The team revealed that the largest Ikaria wariootia animals could grow to about the size and shape of a grain of rice. The new genus is named for the word “Ikara,” which means “meeting place” in the Indigenous Adnyamathanha language. The species name refers to Warioota Creek, which runs close to the fossil site.
These burrowers weren’t the only animals on Earth during this period, which is known as the Ediacaran Era, and not all living animals today are bilaterian—for instance, sponges, jellyfish, and anemones are animals that do not share this body plan. However, the majority of animals have bilaterian bodies and Ikaria wariootia is “potentially the oldest, definitive bilaterian” found in South Australia, the study said.
In addition to pushing back the timeline of early bilaterians, the specimens may present the oldest direct evidence of scavenging in the fossil record. As they tunneled through the seafloor, the animals likely fed on algae or dead lifeforms they came across, a foraging strategy that may have helped give rise to predation.
The fossils not only offer a glimpse of Earth’s first riffs with the animal kingdom, they can also help constrain theories about the emergence of life on alien worlds. “If we want to identify potential planets that could host complex life we need to better understand the environments in which such life evolved on our planet more than a half a billion years ago,” Evans said.

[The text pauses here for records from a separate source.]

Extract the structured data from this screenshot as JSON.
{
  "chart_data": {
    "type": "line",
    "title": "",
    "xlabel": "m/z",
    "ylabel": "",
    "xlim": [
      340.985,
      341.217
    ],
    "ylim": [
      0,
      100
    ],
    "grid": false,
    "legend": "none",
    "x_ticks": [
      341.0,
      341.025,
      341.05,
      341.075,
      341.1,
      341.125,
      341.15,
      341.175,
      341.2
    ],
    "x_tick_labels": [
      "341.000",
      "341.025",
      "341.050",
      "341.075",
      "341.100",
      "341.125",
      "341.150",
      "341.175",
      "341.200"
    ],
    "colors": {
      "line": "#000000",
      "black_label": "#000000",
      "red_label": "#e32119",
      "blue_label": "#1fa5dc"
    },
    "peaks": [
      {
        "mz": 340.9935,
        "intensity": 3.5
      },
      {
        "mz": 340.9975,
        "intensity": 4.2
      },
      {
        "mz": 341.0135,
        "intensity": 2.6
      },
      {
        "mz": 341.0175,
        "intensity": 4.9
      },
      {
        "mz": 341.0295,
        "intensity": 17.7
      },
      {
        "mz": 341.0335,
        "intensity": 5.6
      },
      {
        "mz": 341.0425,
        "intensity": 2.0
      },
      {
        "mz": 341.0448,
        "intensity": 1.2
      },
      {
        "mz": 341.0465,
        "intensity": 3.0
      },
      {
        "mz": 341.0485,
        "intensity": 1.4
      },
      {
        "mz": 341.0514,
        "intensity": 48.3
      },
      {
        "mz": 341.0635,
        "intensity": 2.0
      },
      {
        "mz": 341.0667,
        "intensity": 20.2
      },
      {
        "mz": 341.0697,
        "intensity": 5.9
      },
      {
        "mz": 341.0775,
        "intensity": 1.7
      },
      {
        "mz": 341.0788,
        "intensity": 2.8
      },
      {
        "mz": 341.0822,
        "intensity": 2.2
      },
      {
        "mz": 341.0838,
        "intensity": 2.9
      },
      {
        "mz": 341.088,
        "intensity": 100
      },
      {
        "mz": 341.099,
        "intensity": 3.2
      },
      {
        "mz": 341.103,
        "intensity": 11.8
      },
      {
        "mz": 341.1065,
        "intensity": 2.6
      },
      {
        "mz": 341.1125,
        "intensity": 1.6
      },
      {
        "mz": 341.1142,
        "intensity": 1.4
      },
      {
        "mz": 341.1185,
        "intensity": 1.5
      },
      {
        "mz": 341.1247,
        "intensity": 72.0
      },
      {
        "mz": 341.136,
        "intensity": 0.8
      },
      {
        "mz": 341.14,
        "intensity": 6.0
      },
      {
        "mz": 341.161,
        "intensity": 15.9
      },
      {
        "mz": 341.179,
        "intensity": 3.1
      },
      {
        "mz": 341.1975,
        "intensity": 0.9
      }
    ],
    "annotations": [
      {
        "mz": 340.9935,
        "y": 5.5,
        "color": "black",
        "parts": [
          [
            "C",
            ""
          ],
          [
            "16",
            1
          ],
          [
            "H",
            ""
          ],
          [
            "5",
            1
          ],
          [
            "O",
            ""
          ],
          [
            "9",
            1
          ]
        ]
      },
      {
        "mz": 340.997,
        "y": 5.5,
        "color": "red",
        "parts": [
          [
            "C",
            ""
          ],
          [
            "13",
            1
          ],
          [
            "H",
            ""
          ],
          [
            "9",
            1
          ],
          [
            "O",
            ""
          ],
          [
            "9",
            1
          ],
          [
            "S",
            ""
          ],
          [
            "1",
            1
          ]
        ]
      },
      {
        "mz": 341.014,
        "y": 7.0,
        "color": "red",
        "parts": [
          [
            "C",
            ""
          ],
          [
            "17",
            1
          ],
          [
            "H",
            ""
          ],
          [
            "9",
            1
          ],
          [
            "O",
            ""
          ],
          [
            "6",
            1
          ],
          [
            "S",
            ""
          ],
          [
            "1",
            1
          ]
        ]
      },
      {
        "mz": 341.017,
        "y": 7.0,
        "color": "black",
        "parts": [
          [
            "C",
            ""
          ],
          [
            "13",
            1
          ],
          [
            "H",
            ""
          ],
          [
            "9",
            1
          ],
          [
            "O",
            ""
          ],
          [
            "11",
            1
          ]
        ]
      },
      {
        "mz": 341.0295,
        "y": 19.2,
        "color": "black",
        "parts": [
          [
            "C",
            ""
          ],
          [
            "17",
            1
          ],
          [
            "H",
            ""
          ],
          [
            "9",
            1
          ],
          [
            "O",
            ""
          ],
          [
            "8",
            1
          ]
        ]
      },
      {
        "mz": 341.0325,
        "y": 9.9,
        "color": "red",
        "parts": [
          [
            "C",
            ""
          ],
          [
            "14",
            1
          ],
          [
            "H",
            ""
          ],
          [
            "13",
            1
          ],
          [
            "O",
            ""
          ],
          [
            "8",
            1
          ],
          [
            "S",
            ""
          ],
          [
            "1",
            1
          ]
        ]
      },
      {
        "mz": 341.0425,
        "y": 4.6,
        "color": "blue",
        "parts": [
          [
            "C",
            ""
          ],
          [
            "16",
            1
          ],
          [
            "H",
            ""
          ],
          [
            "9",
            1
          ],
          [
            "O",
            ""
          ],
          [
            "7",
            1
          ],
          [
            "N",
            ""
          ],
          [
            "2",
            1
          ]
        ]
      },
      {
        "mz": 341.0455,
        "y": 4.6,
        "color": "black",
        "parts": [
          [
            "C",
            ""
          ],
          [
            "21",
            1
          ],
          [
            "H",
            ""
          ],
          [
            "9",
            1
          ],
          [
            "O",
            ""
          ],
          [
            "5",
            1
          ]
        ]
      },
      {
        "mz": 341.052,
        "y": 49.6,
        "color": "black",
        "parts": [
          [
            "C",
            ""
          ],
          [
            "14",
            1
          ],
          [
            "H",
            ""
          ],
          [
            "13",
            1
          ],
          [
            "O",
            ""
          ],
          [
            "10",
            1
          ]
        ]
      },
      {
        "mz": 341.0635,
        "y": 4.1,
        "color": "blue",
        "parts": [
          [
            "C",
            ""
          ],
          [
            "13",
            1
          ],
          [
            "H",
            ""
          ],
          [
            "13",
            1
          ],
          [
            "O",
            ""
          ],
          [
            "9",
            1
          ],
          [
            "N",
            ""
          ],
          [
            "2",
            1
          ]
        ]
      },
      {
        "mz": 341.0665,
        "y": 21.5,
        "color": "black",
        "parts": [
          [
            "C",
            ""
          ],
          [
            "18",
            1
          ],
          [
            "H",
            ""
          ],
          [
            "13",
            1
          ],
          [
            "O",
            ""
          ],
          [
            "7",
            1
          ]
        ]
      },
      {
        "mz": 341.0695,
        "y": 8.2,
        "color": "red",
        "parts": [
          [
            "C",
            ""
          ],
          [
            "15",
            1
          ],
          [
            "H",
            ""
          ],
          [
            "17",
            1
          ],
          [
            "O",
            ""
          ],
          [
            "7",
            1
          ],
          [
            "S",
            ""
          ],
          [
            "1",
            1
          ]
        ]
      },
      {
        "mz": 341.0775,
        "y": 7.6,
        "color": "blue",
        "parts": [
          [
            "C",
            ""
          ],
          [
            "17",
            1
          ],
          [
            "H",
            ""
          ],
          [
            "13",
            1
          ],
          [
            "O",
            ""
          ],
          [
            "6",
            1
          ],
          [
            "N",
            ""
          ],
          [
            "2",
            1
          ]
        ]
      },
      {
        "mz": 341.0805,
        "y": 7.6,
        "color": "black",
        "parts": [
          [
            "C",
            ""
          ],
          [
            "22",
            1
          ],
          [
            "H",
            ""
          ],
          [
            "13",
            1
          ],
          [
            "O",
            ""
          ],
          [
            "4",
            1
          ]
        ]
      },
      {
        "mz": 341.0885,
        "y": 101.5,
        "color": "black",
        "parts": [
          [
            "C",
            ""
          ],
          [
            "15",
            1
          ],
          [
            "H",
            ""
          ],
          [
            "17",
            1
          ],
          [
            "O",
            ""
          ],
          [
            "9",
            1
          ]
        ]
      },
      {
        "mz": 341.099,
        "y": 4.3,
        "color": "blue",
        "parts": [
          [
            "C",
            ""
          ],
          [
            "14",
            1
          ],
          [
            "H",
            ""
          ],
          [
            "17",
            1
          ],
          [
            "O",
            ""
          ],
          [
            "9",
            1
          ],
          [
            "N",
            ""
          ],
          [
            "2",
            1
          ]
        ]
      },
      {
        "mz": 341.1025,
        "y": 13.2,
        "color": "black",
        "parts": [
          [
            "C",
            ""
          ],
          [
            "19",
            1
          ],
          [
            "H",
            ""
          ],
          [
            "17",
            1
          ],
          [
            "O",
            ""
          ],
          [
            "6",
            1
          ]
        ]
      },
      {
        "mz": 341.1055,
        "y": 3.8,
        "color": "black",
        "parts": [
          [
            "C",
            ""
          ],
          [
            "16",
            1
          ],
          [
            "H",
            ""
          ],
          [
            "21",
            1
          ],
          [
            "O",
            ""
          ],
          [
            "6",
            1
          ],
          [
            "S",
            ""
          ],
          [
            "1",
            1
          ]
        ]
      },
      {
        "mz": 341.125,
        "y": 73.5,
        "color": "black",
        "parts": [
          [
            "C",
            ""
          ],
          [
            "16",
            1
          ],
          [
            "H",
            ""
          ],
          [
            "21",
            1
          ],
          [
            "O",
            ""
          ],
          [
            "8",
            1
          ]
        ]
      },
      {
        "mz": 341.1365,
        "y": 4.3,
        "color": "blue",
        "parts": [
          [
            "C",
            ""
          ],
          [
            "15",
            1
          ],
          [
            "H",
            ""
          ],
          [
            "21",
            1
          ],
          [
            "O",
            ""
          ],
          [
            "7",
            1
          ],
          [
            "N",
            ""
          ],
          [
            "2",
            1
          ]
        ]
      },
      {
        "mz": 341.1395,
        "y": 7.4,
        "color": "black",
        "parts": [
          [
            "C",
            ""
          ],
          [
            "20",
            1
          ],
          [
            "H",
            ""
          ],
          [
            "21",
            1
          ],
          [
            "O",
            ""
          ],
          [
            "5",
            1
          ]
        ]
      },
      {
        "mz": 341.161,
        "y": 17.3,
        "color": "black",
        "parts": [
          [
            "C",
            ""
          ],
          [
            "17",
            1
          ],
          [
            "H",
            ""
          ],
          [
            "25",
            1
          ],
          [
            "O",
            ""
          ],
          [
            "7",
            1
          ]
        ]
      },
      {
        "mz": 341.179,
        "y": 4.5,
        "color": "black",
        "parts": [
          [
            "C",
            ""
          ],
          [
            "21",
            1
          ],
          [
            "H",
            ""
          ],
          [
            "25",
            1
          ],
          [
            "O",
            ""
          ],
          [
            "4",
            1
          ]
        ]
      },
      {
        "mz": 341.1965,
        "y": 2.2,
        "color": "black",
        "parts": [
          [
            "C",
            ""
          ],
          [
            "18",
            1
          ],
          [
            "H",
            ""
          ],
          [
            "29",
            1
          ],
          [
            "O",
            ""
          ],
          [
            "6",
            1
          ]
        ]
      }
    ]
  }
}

Indeed, the research was funded in part by a NASA Exobiology Program Grant because of its relevance to understanding the origins of complex organisms. “We can also see that Ikaria specifically sought out oxygen rich environments and avoided oxygen poor ones,” Evans explained. “These indicate that having an appreciable amount of oxygen was really important for the evolution and success of these types of organisms and that we should be looking for exoplanets with similar, well-oxygenated conditions.”
The identification of Ikaria wariootia represents a major milestone in the reconstruction of our shared animal ancestry, and it is likely to be followed by more discoveries from the ancient Ediacaran-era rocks of South Australia, South China, and Russia, among others. Evans also hopes to reconstruct some of the “genetic machinery” that led to this influential organism.
“Work that I am currently involved with is combining the characters we can identify in Ikaria, and other animals from this period, with our understanding of the genes that produce those characters in animals today,” he said.
“This will ultimately give us a better picture of the genetic programming operating to build these early animals and hopefully give us a better idea of where they fit within the broader context of the evolution of complex forms on this planet.”